Carroll stresses that as an industry, every member of the supply and value chain has to work together, optimize sensible solutions, and provide real value to the common consumer. It’s not enough to throw a jungle’s worth of resources and trust consumers will respond in kind.

“What is the route to market?” Carroll wondered. “That’s what we all used to say – ‘what is the route to market?’ Today, though, it’s the route to me. Give me what I want, when I want it, as conveniently as possible.”

And in grocery, that means making shopping easier, simpler, more intuitive, and at best enjoyable for the consumer. (As a newish parent, this really hit home – shopping for groceries, like mowing the lawn, is one of the last bastions of peace I’m able to regularly enjoy, lingering in the produce aisle, maybe catching up on hot sauce fusions.)

“Nobody just shops in-store or online – most do both,” he said. “It’s not mutually exclusive – it has to work together overall.

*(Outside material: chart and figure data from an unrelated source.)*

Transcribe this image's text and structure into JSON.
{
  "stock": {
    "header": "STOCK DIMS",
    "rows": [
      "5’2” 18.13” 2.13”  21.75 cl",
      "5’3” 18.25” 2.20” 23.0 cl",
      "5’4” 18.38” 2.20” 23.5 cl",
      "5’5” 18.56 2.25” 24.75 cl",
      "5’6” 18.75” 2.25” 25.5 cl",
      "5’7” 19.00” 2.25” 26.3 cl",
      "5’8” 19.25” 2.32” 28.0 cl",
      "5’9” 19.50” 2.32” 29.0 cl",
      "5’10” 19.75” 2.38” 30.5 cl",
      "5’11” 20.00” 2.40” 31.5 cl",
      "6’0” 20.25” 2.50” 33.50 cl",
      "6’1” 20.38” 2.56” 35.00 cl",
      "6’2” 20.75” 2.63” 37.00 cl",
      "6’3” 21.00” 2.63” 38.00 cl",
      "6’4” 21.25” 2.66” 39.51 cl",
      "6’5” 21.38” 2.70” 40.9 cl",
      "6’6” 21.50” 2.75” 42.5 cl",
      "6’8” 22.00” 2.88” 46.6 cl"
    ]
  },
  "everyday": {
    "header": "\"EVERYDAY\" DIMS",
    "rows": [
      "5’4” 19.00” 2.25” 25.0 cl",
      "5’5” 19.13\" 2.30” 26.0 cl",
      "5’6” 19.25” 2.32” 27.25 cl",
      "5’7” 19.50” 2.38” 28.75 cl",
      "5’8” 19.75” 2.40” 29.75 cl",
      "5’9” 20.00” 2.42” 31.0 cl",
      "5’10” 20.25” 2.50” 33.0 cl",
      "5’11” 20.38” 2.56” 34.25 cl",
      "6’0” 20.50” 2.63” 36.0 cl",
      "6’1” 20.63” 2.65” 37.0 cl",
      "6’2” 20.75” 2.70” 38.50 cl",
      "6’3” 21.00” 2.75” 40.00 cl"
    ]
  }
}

Every retailer is thinking about the right solution to build as much loyalty as possible. We’ve spent a lot of time figuring out the supply chain; now there’s a good opportunity to ask, how do we work better? How do the manufacturer and retailer work better together with tech and convenience for the consumer?

“We need to re-define the relationship between retailers and manufacturers from a planning perspective to help the shopper get what they need when they want it.”